The “xlwings” module will redirect the programmer to open and automate the “xlsx” Excel sheet on the pre-installed application of the local system. The “xlwings” module will read the “.xlsx” file and parse it to lists of strings format on the iPython kernel console. If you want to extract the “.xlsx”  data in the form of lists of strings then utilize the “xlwings” module in Python. For demonstration, follow the below example code: 

#redirect user to automate Excel sheet on Operating system
import xlwings as xlw

# Open the Workbook on the installed application on the local system
Workbook = xlw.Book("Oct_23.xlsx").sheets['Sheet1']

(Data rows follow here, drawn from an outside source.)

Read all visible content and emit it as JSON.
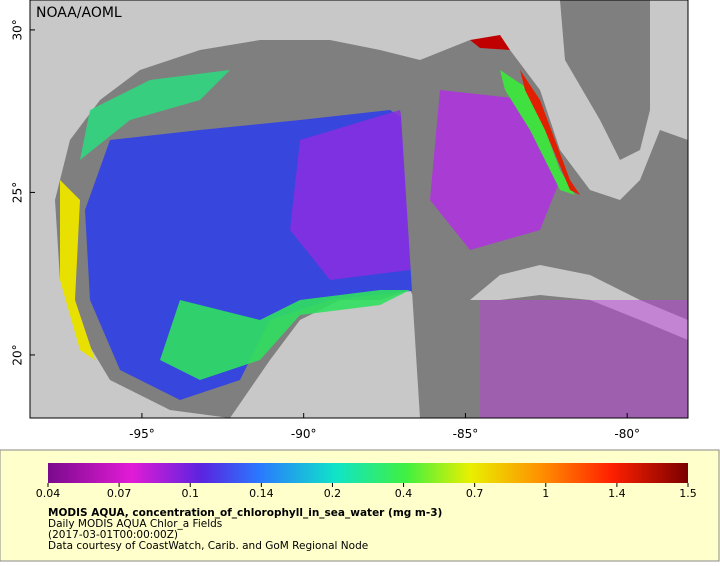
{
  "map": {
    "credit": "NOAA/AOML",
    "lonlim": [
      -98.46,
      -78.12
    ],
    "latlim": [
      18.06,
      30.92
    ],
    "lat_ticks": [
      {
        "value": 30,
        "label": "30°"
      },
      {
        "value": 25,
        "label": "25°"
      },
      {
        "value": 20,
        "label": "20°"
      }
    ],
    "lon_ticks": [
      {
        "value": -95,
        "label": "-95°"
      },
      {
        "value": -90,
        "label": "-90°"
      },
      {
        "value": -85,
        "label": "-85°"
      },
      {
        "value": -80,
        "label": "-80°"
      }
    ]
  },
  "colorbar": {
    "ticks": [
      0.04,
      0.07,
      0.1,
      0.14,
      0.2,
      0.4,
      0.7,
      1,
      1.4,
      1.5
    ]
  },
  "caption": {
    "title": "MODIS AQUA, concentration_of_chlorophyll_in_sea_water (mg m-3)",
    "lines": [
      "Daily MODIS AQUA Chlor_a Fields",
      "(2017-03-01T00:00:00Z)",
      "Data courtesy of CoastWatch, Carib. and GoM Regional Node"
    ]
  }
}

# fetching data from a single cell 
Read_xlsx_data = Workbook .range("A1:A11").value

#printing the dataset and opens the workbook on the system's application(Excel spreadsheet)
print("Reading Xlsx Data:", Read_xlsx_data)

The above example code reads the “.xlsx” file into the list of strings format. The “xlwings” module reads the “.xlsx” Excel file using the “Book()” function with aggregation with the “sheets” attribute and opens the same sheet on the active local application. The “.xlsx” workbook utilized here contains only one sheet. Within the range() function provide the sheet information to get the data, and to implement utilize the “value” with dot(.) notation.  

Output 

The “xlwings” module will read a “.xlsx” file and parse the content of the Excel sheet into the lists of strings: 

This article is about how to read a .xlsx file using the pandas library in iPython.

Bonus Tip: Python vs IPython

Python is the general-purpose programming language whilst iPython is the interactive command shell meaning that iPython provides an interactive user experience to perform the computationally expensive exploratory analysis and vistualization. In addition, the iPython Notebook user can execute the command and get the output right at the instance upon execution. Moreover, the IPython provides robust “Error Tracing” information that is beneficial in tracing the error.

Conclusion

To read a “.xlsx” file using the pandas Library in iPython all the user needs to do is launch the iPython (Jupyter Notebook) then, load the “.xlsx” file into the script using the “excel_read()” function. Another approach to reading the “.xlsx” file is by utilizing the pandas built-in “openpyxl”, and “xlwings” modules. Or direct reading in pandas via the “ExcelFile()” function. This article has demonstrated the prevalent approaches to reading a “.xlsx” file using the pandas library in iPython.